Cela fait des mois que la révolte gronde derrière les grilles blanches de Coubertin. À écouter les agents qui prennent la parole, la fracture remonterait à la prise de poste de « l'agent chef », il y a deux ans et demi.

« Avant, c'était nickel, on nous parlait correctement », témoigne une femme. « J'ai été convoquée par la Région à cause de lui, assure une autre. Cela fait 33 ans que je travaille ici, cela ne m'était jamais arrivé ! »

« Brimades régulières », « mises au placard », « maltraitance » : les personnels régionaux dessinent un management brutal dont la résonance dépasserait les frontières de la cité de Bossuet. « Toute la Seine-et-Marne connaît la réputation de Coubertin », lance une agent.

Nommées à la rentrée, deux contractuelles espèrent déjà partir

En poste à Meaux depuis moins d'un mois, deux contractuelles confirment ce climat délétère. « Quand j'ai appris que j'allais être affectée ici, des collègues d'autres lycées m'ont prévenu qu'on allait me faire la misère, lâche une agente en CDD. Un matin, je suis arrivée 15 minutes en retard. En guise de punition, j'ai dû désinfecter des locaux pendant 1h30. »

À peine débarquée à Meaux, sa collègue confirme le mal-être. Et pense déjà à repartir. « Je regarde la boîte aux lettres tous les jours dans l'espoir de recevoir une lettre m'informant que je change de lycée », confie-t-elle, le regard vide.

Meaux, ce mardi. « Brimades régulières », « mises au placard », « maltraitance » : les personnels régionaux dessinent un management brutal depuis la prise de poste de « l’agent chef », il y a deux ans et demi. LP/Alexandre Arlot
Meaux, ce mardi. « Brimades régulières », « mises au placard », « maltraitance » : les personnels régionaux dessinent un management brutal depuis la prise de poste de « l’agent chef », il y a deux ans et demi. LP/Alexandre Arlot  

Selon Valérie Félix, qui prend fait et cause pour ses collègues agents, la responsabilité de cette situation incombe au conseil régional d'Ile-de-France. « Ce n'est pas la faute de l'Education nationale, c'est celle de la Région », insiste la déléguée syndicale.
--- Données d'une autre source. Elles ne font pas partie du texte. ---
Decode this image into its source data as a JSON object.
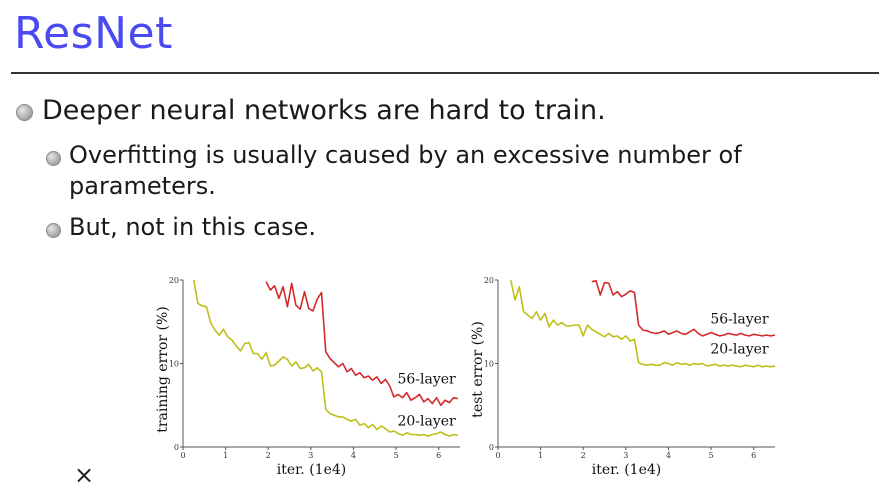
{
  "slide": {
    "title": "ResNet",
    "bullets": [
      {
        "level": 1,
        "text": "Deeper neural networks are hard to train."
      },
      {
        "level": 2,
        "text": "Overfitting is usually caused by an excessive number of parameters."
      },
      {
        "level": 2,
        "text": "But, not in this case."
      }
    ],
    "close_icon": "×"
  },
  "chart_data": [
    {
      "type": "line",
      "xlabel": "iter. (1e4)",
      "ylabel": "training error (%)",
      "xlim": [
        0,
        6.5
      ],
      "ylim": [
        0,
        20
      ],
      "xticks": [
        "0",
        "1",
        "2",
        "3",
        "4",
        "5",
        "6"
      ],
      "yticks": [
        "0",
        "10",
        "20"
      ],
      "series": [
        {
          "name": "56-layer",
          "color": "#d42a2a",
          "x": [
            1.95,
            2.05,
            2.15,
            2.25,
            2.35,
            2.45,
            2.55,
            2.65,
            2.75,
            2.85,
            2.95,
            3.05,
            3.15,
            3.25,
            3.35,
            3.45,
            3.55,
            3.65,
            3.75,
            3.85,
            3.95,
            4.05,
            4.15,
            4.25,
            4.35,
            4.45,
            4.55,
            4.65,
            4.75,
            4.85,
            4.95,
            5.05,
            5.15,
            5.25,
            5.35,
            5.45,
            5.55,
            5.65,
            5.75,
            5.85,
            5.95,
            6.05,
            6.15,
            6.25,
            6.35,
            6.45
          ],
          "y": [
            19.8,
            18.8,
            19.3,
            17.8,
            19.2,
            16.8,
            19.6,
            17.0,
            16.5,
            18.6,
            16.6,
            16.3,
            17.7,
            18.5,
            11.4,
            10.6,
            10.1,
            9.6,
            10.0,
            9.0,
            9.4,
            8.6,
            8.9,
            8.3,
            8.5,
            8.0,
            8.4,
            7.6,
            8.1,
            7.3,
            6.0,
            6.3,
            5.9,
            6.5,
            5.6,
            5.9,
            6.3,
            5.4,
            5.8,
            5.2,
            5.9,
            5.0,
            5.6,
            5.3,
            5.9,
            5.8
          ],
          "label": "56-layer"
        },
        {
          "name": "20-layer",
          "color": "#bfbf1a",
          "x": [
            0.25,
            0.35,
            0.45,
            0.55,
            0.65,
            0.75,
            0.85,
            0.95,
            1.05,
            1.15,
            1.25,
            1.35,
            1.45,
            1.55,
            1.65,
            1.75,
            1.85,
            1.95,
            2.05,
            2.15,
            2.25,
            2.35,
            2.45,
            2.55,
            2.65,
            2.75,
            2.85,
            2.95,
            3.05,
            3.15,
            3.25,
            3.35,
            3.45,
            3.55,
            3.65,
            3.75,
            3.85,
            3.95,
            4.05,
            4.15,
            4.25,
            4.35,
            4.45,
            4.55,
            4.65,
            4.75,
            4.85,
            4.95,
            5.05,
            5.15,
            5.25,
            5.35,
            5.45,
            5.55,
            5.65,
            5.75,
            5.85,
            5.95,
            6.05,
            6.15,
            6.25,
            6.35,
            6.45
          ],
          "y": [
            20.0,
            17.2,
            16.9,
            16.8,
            14.9,
            14.0,
            13.4,
            14.1,
            13.2,
            12.8,
            12.1,
            11.5,
            12.4,
            12.5,
            11.2,
            11.2,
            10.5,
            11.3,
            9.7,
            9.8,
            10.3,
            10.8,
            10.5,
            9.7,
            10.2,
            9.4,
            9.5,
            9.9,
            9.1,
            9.5,
            9.0,
            4.5,
            4.0,
            3.8,
            3.6,
            3.6,
            3.3,
            3.1,
            3.3,
            2.6,
            2.8,
            2.3,
            2.7,
            2.1,
            2.5,
            2.2,
            1.8,
            1.9,
            1.6,
            1.4,
            1.7,
            1.5,
            1.5,
            1.4,
            1.5,
            1.3,
            1.5,
            1.6,
            1.8,
            1.5,
            1.3,
            1.5,
            1.4
          ],
          "label": "20-layer"
        }
      ]
    },
    {
      "type": "line",
      "xlabel": "iter. (1e4)",
      "ylabel": "test error (%)",
      "xlim": [
        0,
        6.5
      ],
      "ylim": [
        0,
        20
      ],
      "xticks": [
        "0",
        "1",
        "2",
        "3",
        "4",
        "5",
        "6"
      ],
      "yticks": [
        "0",
        "10",
        "20"
      ],
      "series": [
        {
          "name": "56-layer",
          "color": "#d42a2a",
          "x": [
            2.2,
            2.3,
            2.4,
            2.5,
            2.6,
            2.7,
            2.8,
            2.9,
            3.0,
            3.1,
            3.2,
            3.3,
            3.4,
            3.5,
            3.6,
            3.7,
            3.8,
            3.9,
            4.0,
            4.1,
            4.2,
            4.3,
            4.4,
            4.5,
            4.6,
            4.7,
            4.8,
            4.9,
            5.0,
            5.1,
            5.2,
            5.3,
            5.4,
            5.5,
            5.6,
            5.7,
            5.8,
            5.9,
            6.0,
            6.1,
            6.2,
            6.3,
            6.4,
            6.5
          ],
          "y": [
            19.8,
            19.9,
            18.2,
            19.7,
            19.6,
            18.2,
            18.6,
            18.0,
            18.3,
            18.7,
            18.5,
            14.6,
            14.0,
            13.9,
            13.7,
            13.6,
            13.7,
            13.9,
            13.5,
            13.7,
            13.9,
            13.6,
            13.5,
            13.8,
            14.1,
            13.6,
            13.3,
            13.5,
            13.7,
            13.5,
            13.3,
            13.4,
            13.6,
            13.5,
            13.4,
            13.6,
            13.4,
            13.3,
            13.5,
            13.4,
            13.3,
            13.4,
            13.3,
            13.4
          ],
          "label": "56-layer"
        },
        {
          "name": "20-layer",
          "color": "#bfbf1a",
          "x": [
            0.3,
            0.4,
            0.5,
            0.6,
            0.7,
            0.8,
            0.9,
            1.0,
            1.1,
            1.2,
            1.3,
            1.4,
            1.5,
            1.6,
            1.7,
            1.8,
            1.9,
            2.0,
            2.1,
            2.2,
            2.3,
            2.4,
            2.5,
            2.6,
            2.7,
            2.8,
            2.9,
            3.0,
            3.1,
            3.2,
            3.3,
            3.4,
            3.5,
            3.6,
            3.7,
            3.8,
            3.9,
            4.0,
            4.1,
            4.2,
            4.3,
            4.4,
            4.5,
            4.6,
            4.7,
            4.8,
            4.9,
            5.0,
            5.1,
            5.2,
            5.3,
            5.4,
            5.5,
            5.6,
            5.7,
            5.8,
            5.9,
            6.0,
            6.1,
            6.2,
            6.3,
            6.4,
            6.5
          ],
          "y": [
            20.0,
            17.6,
            19.2,
            16.2,
            15.8,
            15.4,
            16.2,
            15.2,
            16.0,
            14.4,
            15.2,
            14.6,
            14.9,
            14.5,
            14.5,
            14.6,
            14.6,
            13.3,
            14.6,
            14.1,
            13.8,
            13.5,
            13.2,
            13.6,
            13.2,
            13.3,
            12.9,
            13.3,
            12.7,
            12.9,
            10.1,
            9.9,
            9.8,
            9.9,
            9.8,
            9.8,
            10.1,
            10.0,
            9.8,
            10.1,
            9.9,
            10.0,
            9.8,
            10.0,
            9.9,
            10.0,
            9.7,
            9.8,
            9.9,
            9.7,
            9.8,
            9.7,
            9.8,
            9.7,
            9.6,
            9.8,
            9.7,
            9.6,
            9.8,
            9.6,
            9.7,
            9.6,
            9.7
          ],
          "label": "20-layer"
        }
      ]
    }
  ]
}
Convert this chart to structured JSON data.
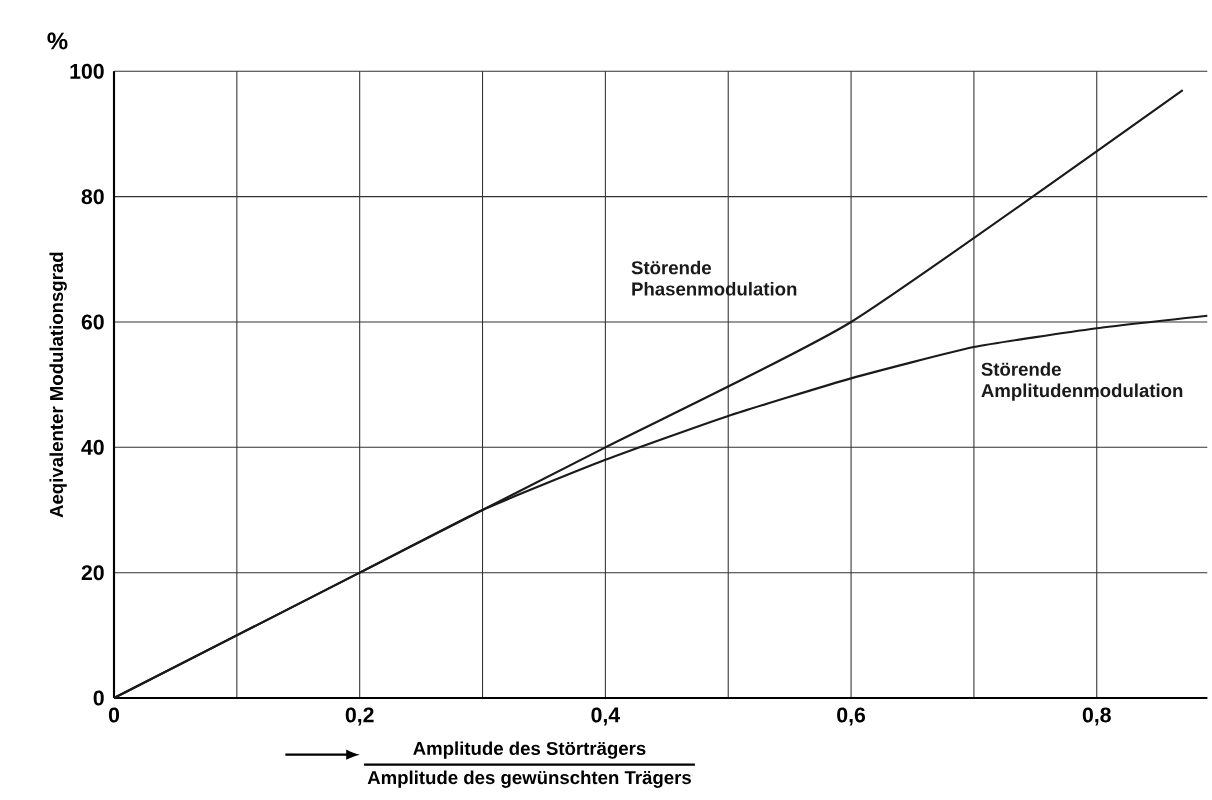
{
  "chart_data": {
    "type": "line",
    "xlabel": "Amplitude des Störträgers",
    "ylabel": "Aeqivalenter Modulationsgrad",
    "annotations": [
      "%",
      "Amplitude des gewünschten Trägers"
    ],
    "series": [
      {
        "name": "Störende Phasenmodulation",
        "color": "#1a1a1a",
        "x": [
          0,
          0.2,
          0.4,
          0.6,
          0.87
        ],
        "values": [
          0,
          20,
          40,
          60,
          97
        ]
      },
      {
        "name": "Störende Amplitudenmodulation",
        "color": "#1a1a1a",
        "x": [
          0,
          0.2,
          0.3,
          0.4,
          0.5,
          0.6,
          0.7,
          0.8,
          0.89
        ],
        "values": [
          0,
          20,
          30,
          38,
          45,
          51,
          56,
          59,
          61
        ]
      }
    ],
    "xlim": [
      0,
      0.89
    ],
    "ylim": [
      0,
      100
    ],
    "xticks": [
      0,
      {
        "value": 0.1,
        "label": null
      },
      {
        "value": 0.2,
        "label": "0,2"
      },
      {
        "value": 0.3,
        "label": null
      },
      {
        "value": 0.4,
        "label": "0,4"
      },
      {
        "value": 0.5,
        "label": null
      },
      {
        "value": 0.6,
        "label": "0,6"
      },
      {
        "value": 0.7,
        "label": null
      },
      {
        "value": 0.8,
        "label": "0,8"
      }
    ],
    "yticks": [
      0,
      20,
      40,
      60,
      80,
      100
    ],
    "grid": true,
    "marker": "none",
    "line_style": "solid",
    "legend": false
  }
}
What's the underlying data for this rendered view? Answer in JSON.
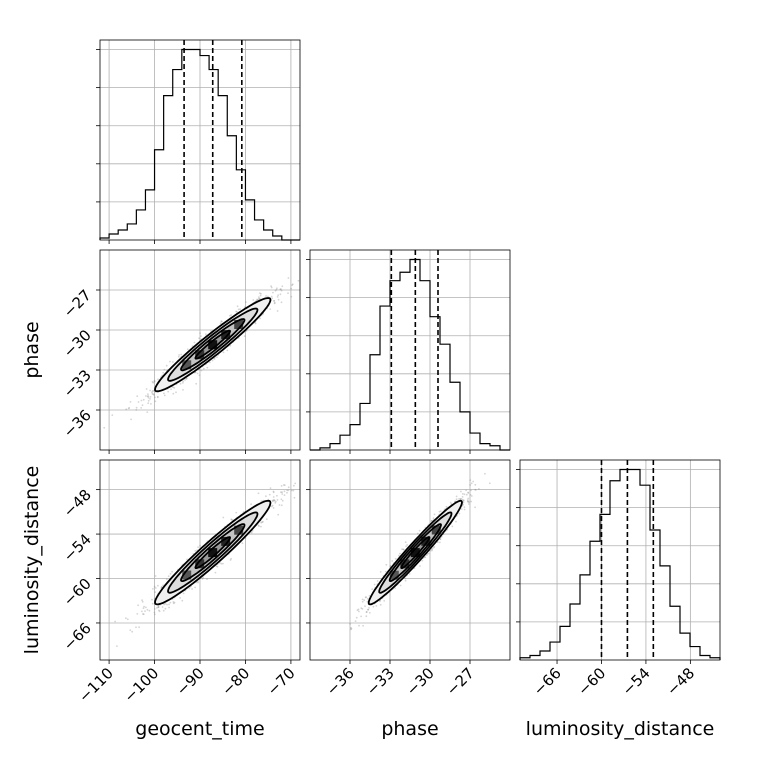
{
  "chart_data": {
    "type": "corner",
    "parameters": [
      "geocent_time",
      "phase",
      "luminosity_distance"
    ],
    "ranges": {
      "geocent_time": [
        -112,
        -68
      ],
      "phase": [
        -39,
        -24
      ],
      "luminosity_distance": [
        -71,
        -44
      ]
    },
    "ticks": {
      "geocent_time": [
        -110,
        -100,
        -90,
        -80,
        -70
      ],
      "phase": [
        -36,
        -33,
        -30,
        -27
      ],
      "luminosity_distance": [
        -66,
        -60,
        -54,
        -48
      ]
    },
    "tick_labels": {
      "geocent_time": [
        "−110",
        "−100",
        "−90",
        "−80",
        "−70"
      ],
      "phase": [
        "−36",
        "−33",
        "−30",
        "−27"
      ],
      "luminosity_distance": [
        "−66",
        "−60",
        "−54",
        "−48"
      ]
    },
    "quantiles": {
      "geocent_time": [
        -93.5,
        -87.2,
        -80.8
      ],
      "phase": [
        -32.9,
        -31.1,
        -29.4
      ],
      "luminosity_distance": [
        -60.0,
        -56.5,
        -53.0
      ]
    },
    "histograms": {
      "geocent_time": {
        "bin_start": -112,
        "bin_width": 2,
        "counts": [
          1,
          3,
          5,
          8,
          15,
          25,
          45,
          72,
          85,
          95,
          95,
          92,
          85,
          72,
          52,
          35,
          20,
          10,
          5,
          2,
          0,
          0
        ]
      },
      "phase": {
        "bin_start": -39,
        "bin_width": 0.75,
        "counts": [
          0,
          1,
          3,
          7,
          12,
          22,
          45,
          68,
          80,
          84,
          90,
          80,
          63,
          50,
          32,
          18,
          8,
          3,
          2,
          0
        ]
      },
      "luminosity_distance": {
        "bin_start": -71,
        "bin_width": 1.35,
        "counts": [
          1,
          2,
          4,
          8,
          15,
          25,
          38,
          53,
          65,
          80,
          85,
          85,
          78,
          58,
          42,
          24,
          12,
          6,
          2,
          1
        ]
      }
    },
    "correlations": {
      "phase|geocent_time": 0.96,
      "luminosity_distance|geocent_time": 0.96,
      "luminosity_distance|phase": 0.97
    },
    "xlabel_bottom": [
      "geocent_time",
      "phase",
      "luminosity_distance"
    ],
    "ylabel_left": [
      "phase",
      "luminosity_distance"
    ],
    "grid": true
  }
}
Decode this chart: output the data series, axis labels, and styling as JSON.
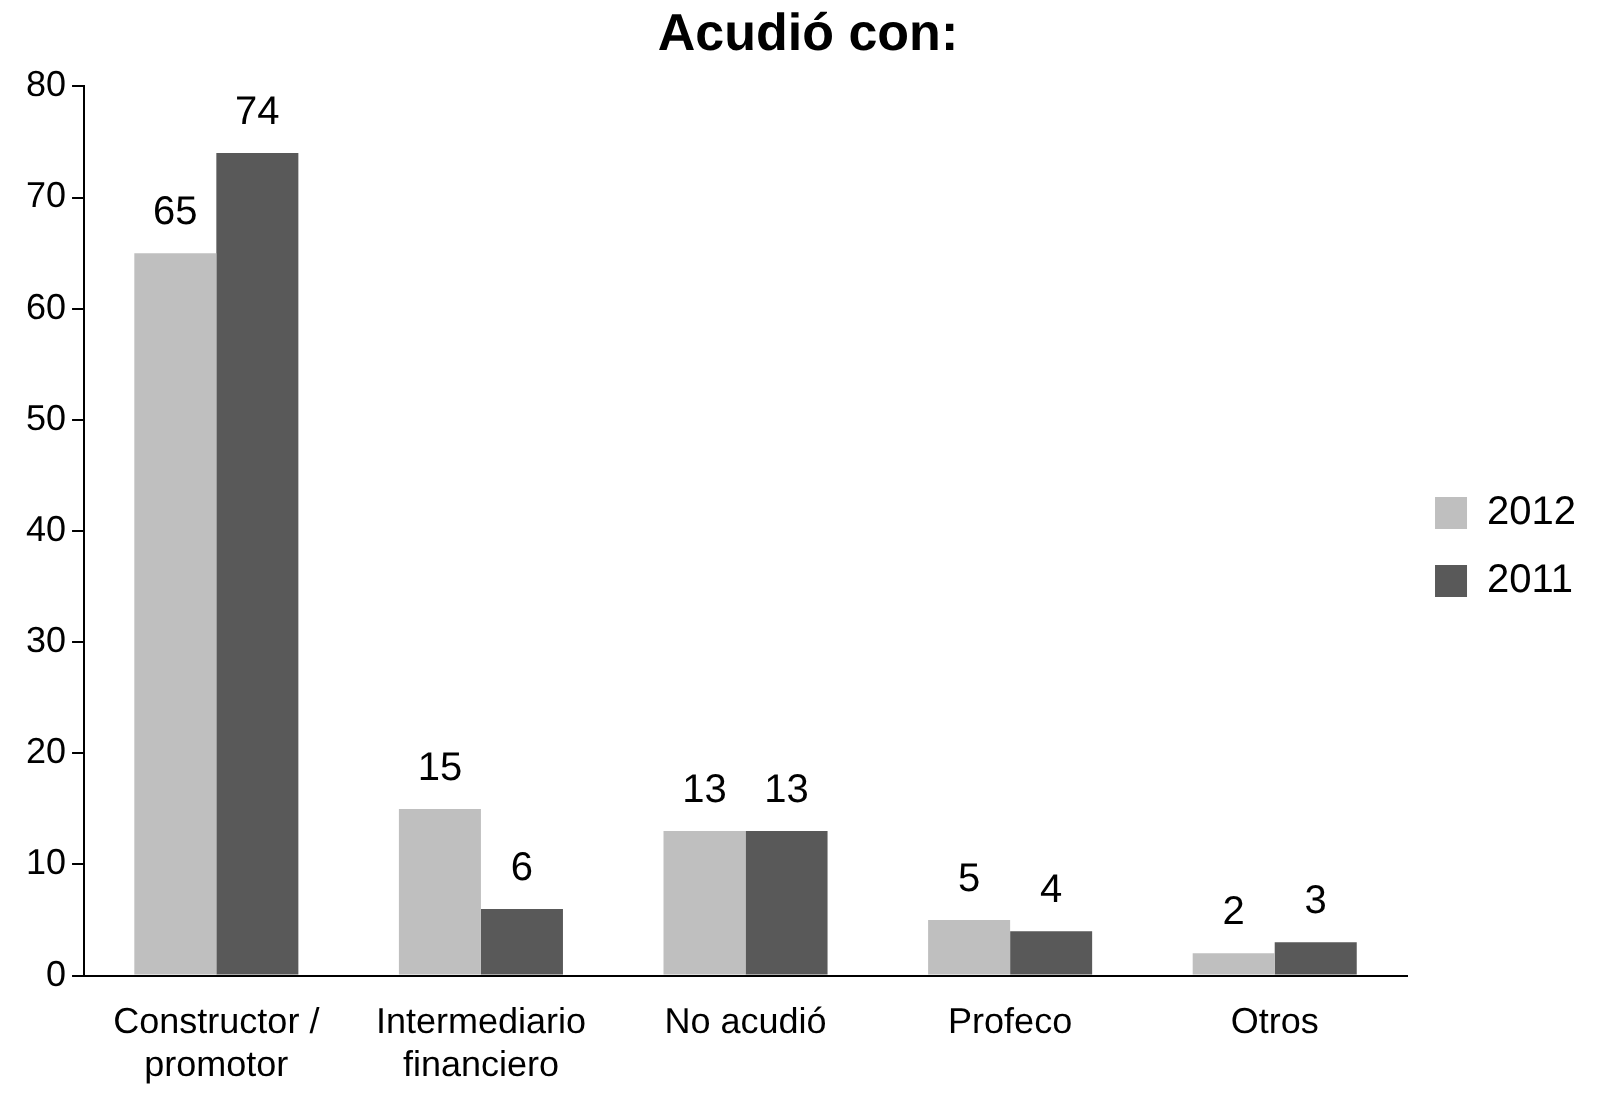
{
  "chart_data": {
    "type": "bar",
    "title": "Acudió con:",
    "categories": [
      "Constructor / promotor",
      "Intermediario financiero",
      "No acudió",
      "Profeco",
      "Otros"
    ],
    "series": [
      {
        "name": "2012",
        "color": "#bfbfbf",
        "values": [
          65,
          15,
          13,
          5,
          2
        ]
      },
      {
        "name": "2011",
        "color": "#595959",
        "values": [
          74,
          6,
          13,
          4,
          3
        ]
      }
    ],
    "ylim": [
      0,
      80
    ],
    "yticks": [
      0,
      10,
      20,
      30,
      40,
      50,
      60,
      70,
      80
    ],
    "grid": false,
    "legend": "right",
    "data_labels": true
  }
}
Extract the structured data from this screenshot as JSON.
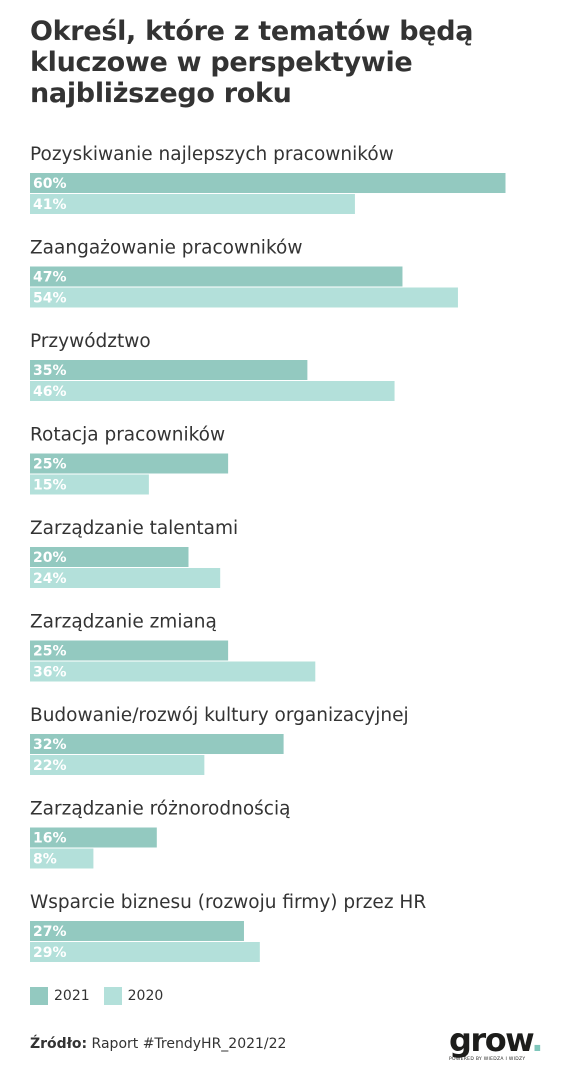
{
  "title_lines": [
    "Określ, które z tematów będą",
    "kluczowe w perspektywie",
    "najbliższego roku"
  ],
  "colors": {
    "2021": "#93c9c0",
    "2020": "#b3e0da"
  },
  "chart_data": {
    "type": "bar",
    "orientation": "horizontal",
    "categories": [
      "Pozyskiwanie najlepszych pracowników",
      "Zaangażowanie pracowników",
      "Przywództwo",
      "Rotacja pracowników",
      "Zarządzanie talentami",
      "Zarządzanie zmianą",
      "Budowanie/rozwój kultury organizacyjnej",
      "Zarządzanie różnorodnością",
      "Wsparcie biznesu (rozwoju firmy) przez HR"
    ],
    "series": [
      {
        "name": "2021",
        "values": [
          60,
          47,
          35,
          25,
          20,
          25,
          32,
          16,
          27
        ],
        "color": "#93c9c0"
      },
      {
        "name": "2020",
        "values": [
          41,
          54,
          46,
          15,
          24,
          36,
          22,
          8,
          29
        ],
        "color": "#b3e0da"
      }
    ],
    "unit": "%",
    "xlim": [
      0,
      100
    ],
    "grid": false,
    "legend_placement": "bottom-left"
  },
  "legend": {
    "items": [
      "2021",
      "2020"
    ]
  },
  "source": {
    "label": "Źródło:",
    "text": " Raport #TrendyHR_2021/22"
  },
  "logo": {
    "word": "grow",
    "dot": ".",
    "tagline": "POWERED BY WIEDZA I WIDZY"
  }
}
Suivi psychologique et enquête interne

Le conseil régional souligne qu'un « suivi psychologique de l'équipe » a été mis en place à Coubertin. « Une enquête interne a été lancée immédiatement pour faire la lumière sur la situation, ajoute-t-on. La situation du lycée, de ses besoins et de ses agents régionaux, fait l'objet d'une grande attention de la part de la direction des ressources humaines, qui s'est rendue immédiatement sur place. »

L'été dernier, déjà, des responsables des ressources humaines du conseil régional se sont rendus à Meaux à la suite d'une première alerte. « Nous n'avons pas été écoutés, et nous avons été deux fois plus maltraités après », souffle une agente d'accueil.

Les personnels mobilisés ce mardi matin réclamaient la venue de Valérie Pécresse à Meaux. En vain. « La directrice des ressources humaines (NDLR : de la Région) s'y rendra dans les prochains jours », précise le conseil régional.